I’m positive that Southern Baptist churches belong to the local congregations. There is no top down dictation, or ownership. The churches are built by the congregations, and belong to them. No pastor owns the building either, unlike some Independent Baptist churches.
The Bible is the guide and authority to which member look.
But the case I cited was decided by SCOTUS in 1981.
Depends on what is in the deed and other contractual documents.
I haven’t been there in a few years, but at least officially that was not happening. For that matter, the organist was officially getting a salary as well.
Maybe they were secretly declining it but I think they must have been borrowing against building equity.
In general the PC(USA) has a legal stranglehold on the property. In this case it looks like there were some documents that weren’t filled out to the denominational standards and that is why this church was awarded the property.
When the PCA and the OPC left the PC(USA), or it’s predecessor, and many local churches lost their buildings.
The PCA has made it clear, in it’s governing documents, that the buildings belong to the local body. In fact, they were so wary of a runaway bureaucracy that local churches and Presbyteries wield much more power that the home office. (Maybe there is a lesson there for our nation)
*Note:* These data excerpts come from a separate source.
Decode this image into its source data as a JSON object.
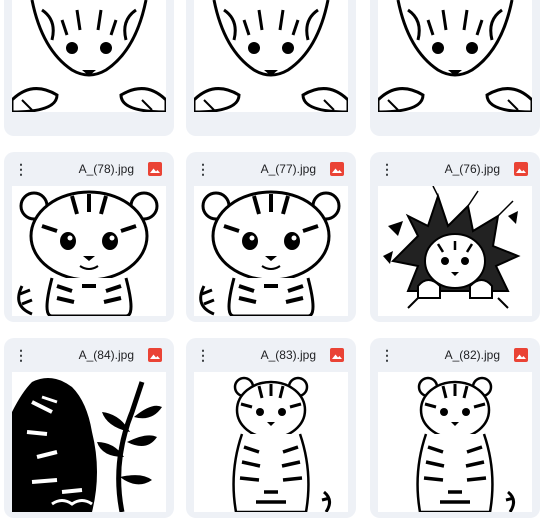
{
  "files": [
    {
      "name": "",
      "art": "tiger-cub-paws"
    },
    {
      "name": "",
      "art": "tiger-cub-paws"
    },
    {
      "name": "",
      "art": "tiger-cub-paws"
    },
    {
      "name": "A_(78).jpg",
      "art": "tiger-cub-sitting-cartoon"
    },
    {
      "name": "A_(77).jpg",
      "art": "tiger-cub-sitting-cartoon"
    },
    {
      "name": "A_(76).jpg",
      "art": "tiger-cub-breaking-wall"
    },
    {
      "name": "A_(84).jpg",
      "art": "tiger-silhouette-leaves"
    },
    {
      "name": "A_(83).jpg",
      "art": "tiger-cub-sitting-sketch"
    },
    {
      "name": "A_(82).jpg",
      "art": "tiger-cub-sitting-sketch"
    }
  ],
  "icons": {
    "menu": "more-vert-icon",
    "file_type": "image-file-icon"
  },
  "colors": {
    "card_bg": "#eef1f6",
    "image_icon": "#ea4335"
  }
}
Do you have a citation for that? I found a fair number of citations to what appears to be the case in the California Court of Appeals (Presbytery of Riverside v. Community Church of Palm Springs 89 Cal.App.3d 910 (1979)), and proper form should have dictated subsequent history, but I certainly didn't spot it in the references I found. And it wasn't on a list of 1981 Supreme Court decisions that I scanned.
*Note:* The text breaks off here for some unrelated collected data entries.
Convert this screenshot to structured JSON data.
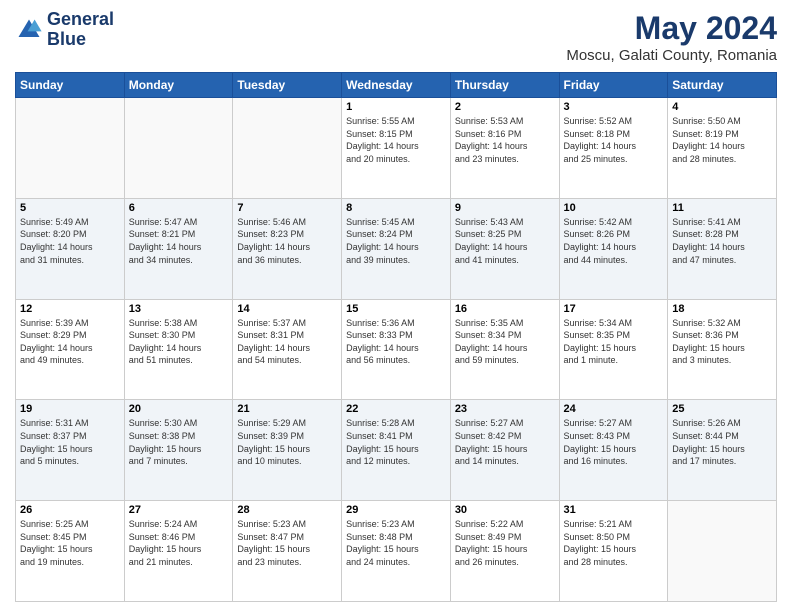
{
  "header": {
    "logo_line1": "General",
    "logo_line2": "Blue",
    "title": "May 2024",
    "subtitle": "Moscu, Galati County, Romania"
  },
  "days_of_week": [
    "Sunday",
    "Monday",
    "Tuesday",
    "Wednesday",
    "Thursday",
    "Friday",
    "Saturday"
  ],
  "weeks": [
    [
      {
        "day": "",
        "info": ""
      },
      {
        "day": "",
        "info": ""
      },
      {
        "day": "",
        "info": ""
      },
      {
        "day": "1",
        "info": "Sunrise: 5:55 AM\nSunset: 8:15 PM\nDaylight: 14 hours\nand 20 minutes."
      },
      {
        "day": "2",
        "info": "Sunrise: 5:53 AM\nSunset: 8:16 PM\nDaylight: 14 hours\nand 23 minutes."
      },
      {
        "day": "3",
        "info": "Sunrise: 5:52 AM\nSunset: 8:18 PM\nDaylight: 14 hours\nand 25 minutes."
      },
      {
        "day": "4",
        "info": "Sunrise: 5:50 AM\nSunset: 8:19 PM\nDaylight: 14 hours\nand 28 minutes."
      }
    ],
    [
      {
        "day": "5",
        "info": "Sunrise: 5:49 AM\nSunset: 8:20 PM\nDaylight: 14 hours\nand 31 minutes."
      },
      {
        "day": "6",
        "info": "Sunrise: 5:47 AM\nSunset: 8:21 PM\nDaylight: 14 hours\nand 34 minutes."
      },
      {
        "day": "7",
        "info": "Sunrise: 5:46 AM\nSunset: 8:23 PM\nDaylight: 14 hours\nand 36 minutes."
      },
      {
        "day": "8",
        "info": "Sunrise: 5:45 AM\nSunset: 8:24 PM\nDaylight: 14 hours\nand 39 minutes."
      },
      {
        "day": "9",
        "info": "Sunrise: 5:43 AM\nSunset: 8:25 PM\nDaylight: 14 hours\nand 41 minutes."
      },
      {
        "day": "10",
        "info": "Sunrise: 5:42 AM\nSunset: 8:26 PM\nDaylight: 14 hours\nand 44 minutes."
      },
      {
        "day": "11",
        "info": "Sunrise: 5:41 AM\nSunset: 8:28 PM\nDaylight: 14 hours\nand 47 minutes."
      }
    ],
    [
      {
        "day": "12",
        "info": "Sunrise: 5:39 AM\nSunset: 8:29 PM\nDaylight: 14 hours\nand 49 minutes."
      },
      {
        "day": "13",
        "info": "Sunrise: 5:38 AM\nSunset: 8:30 PM\nDaylight: 14 hours\nand 51 minutes."
      },
      {
        "day": "14",
        "info": "Sunrise: 5:37 AM\nSunset: 8:31 PM\nDaylight: 14 hours\nand 54 minutes."
      },
      {
        "day": "15",
        "info": "Sunrise: 5:36 AM\nSunset: 8:33 PM\nDaylight: 14 hours\nand 56 minutes."
      },
      {
        "day": "16",
        "info": "Sunrise: 5:35 AM\nSunset: 8:34 PM\nDaylight: 14 hours\nand 59 minutes."
      },
      {
        "day": "17",
        "info": "Sunrise: 5:34 AM\nSunset: 8:35 PM\nDaylight: 15 hours\nand 1 minute."
      },
      {
        "day": "18",
        "info": "Sunrise: 5:32 AM\nSunset: 8:36 PM\nDaylight: 15 hours\nand 3 minutes."
      }
    ],
    [
      {
        "day": "19",
        "info": "Sunrise: 5:31 AM\nSunset: 8:37 PM\nDaylight: 15 hours\nand 5 minutes."
      },
      {
        "day": "20",
        "info": "Sunrise: 5:30 AM\nSunset: 8:38 PM\nDaylight: 15 hours\nand 7 minutes."
      },
      {
        "day": "21",
        "info": "Sunrise: 5:29 AM\nSunset: 8:39 PM\nDaylight: 15 hours\nand 10 minutes."
      },
      {
        "day": "22",
        "info": "Sunrise: 5:28 AM\nSunset: 8:41 PM\nDaylight: 15 hours\nand 12 minutes."
      },
      {
        "day": "23",
        "info": "Sunrise: 5:27 AM\nSunset: 8:42 PM\nDaylight: 15 hours\nand 14 minutes."
      },
      {
        "day": "24",
        "info": "Sunrise: 5:27 AM\nSunset: 8:43 PM\nDaylight: 15 hours\nand 16 minutes."
      },
      {
        "day": "25",
        "info": "Sunrise: 5:26 AM\nSunset: 8:44 PM\nDaylight: 15 hours\nand 17 minutes."
      }
    ],
    [
      {
        "day": "26",
        "info": "Sunrise: 5:25 AM\nSunset: 8:45 PM\nDaylight: 15 hours\nand 19 minutes."
      },
      {
        "day": "27",
        "info": "Sunrise: 5:24 AM\nSunset: 8:46 PM\nDaylight: 15 hours\nand 21 minutes."
      },
      {
        "day": "28",
        "info": "Sunrise: 5:23 AM\nSunset: 8:47 PM\nDaylight: 15 hours\nand 23 minutes."
      },
      {
        "day": "29",
        "info": "Sunrise: 5:23 AM\nSunset: 8:48 PM\nDaylight: 15 hours\nand 24 minutes."
      },
      {
        "day": "30",
        "info": "Sunrise: 5:22 AM\nSunset: 8:49 PM\nDaylight: 15 hours\nand 26 minutes."
      },
      {
        "day": "31",
        "info": "Sunrise: 5:21 AM\nSunset: 8:50 PM\nDaylight: 15 hours\nand 28 minutes."
      },
      {
        "day": "",
        "info": ""
      }
    ]
  ]
}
Trust funds and bequests from wills written years ago can carry a dying church for years, if not decades. While the church could borrow against equity, most lenders are going to want to see a source of repayment other than the collateral (since foreclosing on churches can bring bad publicity). And you’d want the higher church bodies to at least sign on to the mortgage. On the other hand, if it is in a highly desirable commercial location, the gain may be worth the pain.
I was thinking about sionnsar the other day. I’m Anglican and there is lots going on in the Communion these days. He would be busy were he still here.
MrR is more likely to know the citation off hand - him being an attorney. But it is the church we both grew up in.